2. Focus on Social and Emotional Learning
Mental health has become a critical issue on college campuses. “The number of students in crisis coming in for help has increased sharply—from 647 in the 2014–2015 academic year to 906 last year,” the Behavioral Medicine clinicians at Boston University reported.
Last year, the ACHA-National College Health Assessment II reported that stress, anxiety, sleep difficulties, and depression affect college students’ academic performance more than any other factor. Stress topped the list with 31.8 percent of students reporting it caused them to drop a class or receive a lower grade; comparatively, only 3.5 percent said alcohol was to blame.
Students who speak English as a second language—students like me—may have additional struggles. “ESL students are learning that new language and culture of college and they are learning the language of English and new culture of America,” Michael LeBlanc at the University of Massachusetts Boston told me. “It's not that college is harder, but it's struggle on top of another struggle.”
LeBlanc said high schools can better prepare students for college by getting them “used to the idea that their ideas matter.” He said students should believe others want to know what they think about academic material, which helps boost confidence and self-esteem.
I believe schools could also offer workshops in high school covering the five competencies of social and emotional learning along with workshops (especially for seniors) about anxiety and depression in college.
3. Offer College Classes
Dual-enrollment programs let students get a sense of the academic rigor college expects and help them become knowledgeable about the overall college system. It's also an advantage for students to enter college already armed with some credits.
LeBlanc said UMass Boston has a number of high school students taking dual enrollment classes and some of their faculty members are working with Boston Public Schools in the GEAR UP program, which helps low-income middle and high school students prepare for college. I believe all high school students must have exposure to a college class (dual enrollment, AP, or IB classes) before leaving high school to help prepare them for the real thing.

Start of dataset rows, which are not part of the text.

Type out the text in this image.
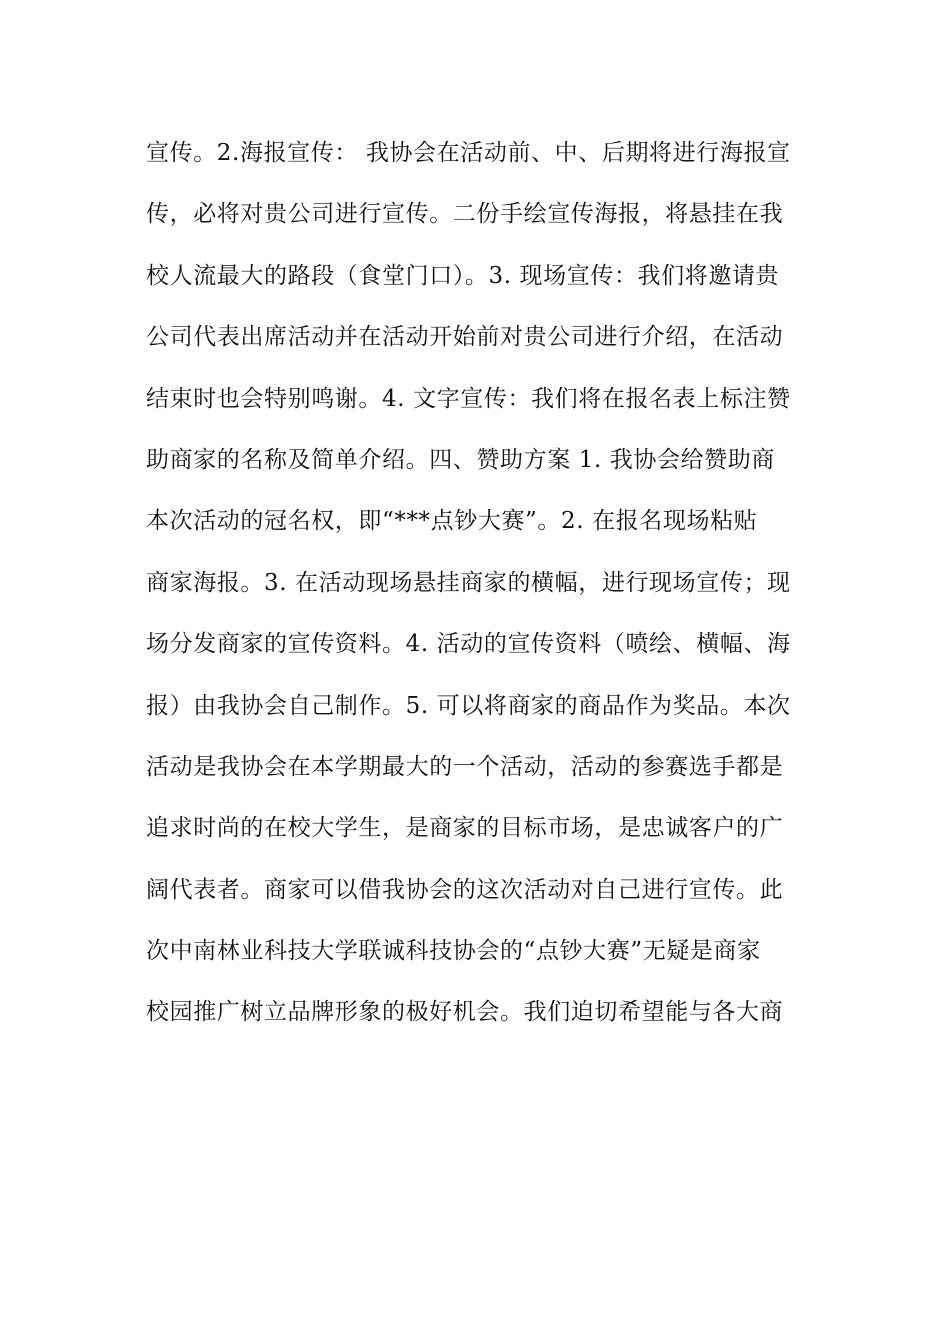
宣传。2.海报宣传： 我协会在活动前、中、后期将进行海报宣
传，必将对贵公司进行宣传。二份手绘宣传海报，将悬挂在我
校人流最大的路段（食堂门口）。3. 现场宣传：我们将邀请贵
公司代表出席活动并在活动开始前对贵公司进行介绍，在活动
结束时也会特别鸣谢。4. 文字宣传：我们将在报名表上标注赞
助商家的名称及简单介绍。四、赞助方案 1. 我协会给赞助商
本次活动的冠名权，即“***点钞大赛”。2. 在报名现场粘贴
商家海报。3. 在活动现场悬挂商家的横幅，进行现场宣传；现
场分发商家的宣传资料。4. 活动的宣传资料（喷绘、横幅、海
报）由我协会自己制作。5. 可以将商家的商品作为奖品。本次
活动是我协会在本学期最大的一个活动，活动的参赛选手都是
追求时尚的在校大学生，是商家的目标市场，是忠诚客户的广
阔代表者。商家可以借我协会的这次活动对自己进行宣传。此
次中南林业科技大学联诚科技协会的“点钞大赛”无疑是商家
校园推广树立品牌形象的极好机会。我们迫切希望能与各大商
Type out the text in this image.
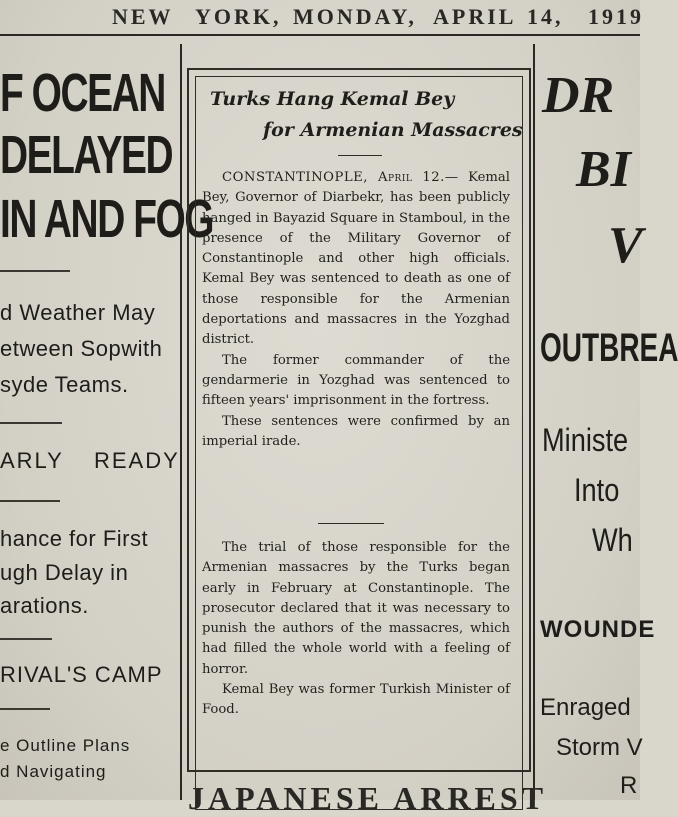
NEW YORK, MONDAY, APRIL 14, 1919
F OCEAN
DELAYED
IN AND FOG
d Weather May
etween Sopwith
syde Teams.
ARLY READY
hance for First
ugh Delay in
arations.
RIVAL'S CAMP
e Outline Plans
d Navigating
Turks Hang Kemal Bey
for Armenian Massacres

CONSTANTINOPLE, April 12.— Kemal Bey, Governor of Diarbekr, has been publicly hanged in Bayazid Square in Stamboul, in the presence of the Military Governor of Constantinople and other high officials. Kemal Bey was sentenced to death as one of those responsible for the Armenian deportations and massacres in the Yozghad district.

The former commander of the gendarmerie in Yozghad was sentenced to fifteen years' imprisonment in the fortress.

These sentences were confirmed by an imperial irade.

The trial of those responsible for the Armenian massacres by the Turks began early in February at Constantinople. The prosecutor declared that it was necessary to punish the authors of the massacres, which had filled the whole world with a feeling of horror.

Kemal Bey was former Turkish Minister of Food.

JAPANESE ARREST
DR
BI
V
OUTBREA
Ministe
Into
Wh
WOUNDE
Enraged
Storm V
R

Since I will be attending UMass Boston in the fall, I also asked LeBlanc to give me some personal advice for how I can be college ready. He told me to continue to do what I am doing, to always ask questions, take advantage and be aware of the resources available at UMass Boston, show that I care and be engaged in class, and to go see professors during office hours so they can know me individually.
I plan to follow his advice, but I hope more schools do their part to prepare more students for college so that more of us are excited to enroll in college than we are afraid.
Carla Miranda, 18, has been in the United States for less than four years and is a 2017 graduate of Boston International Newcomers Academy, a Boston Public School that embraces new immigrant adolescent English language learners. She will join UMass Boston’s honors program in the fall.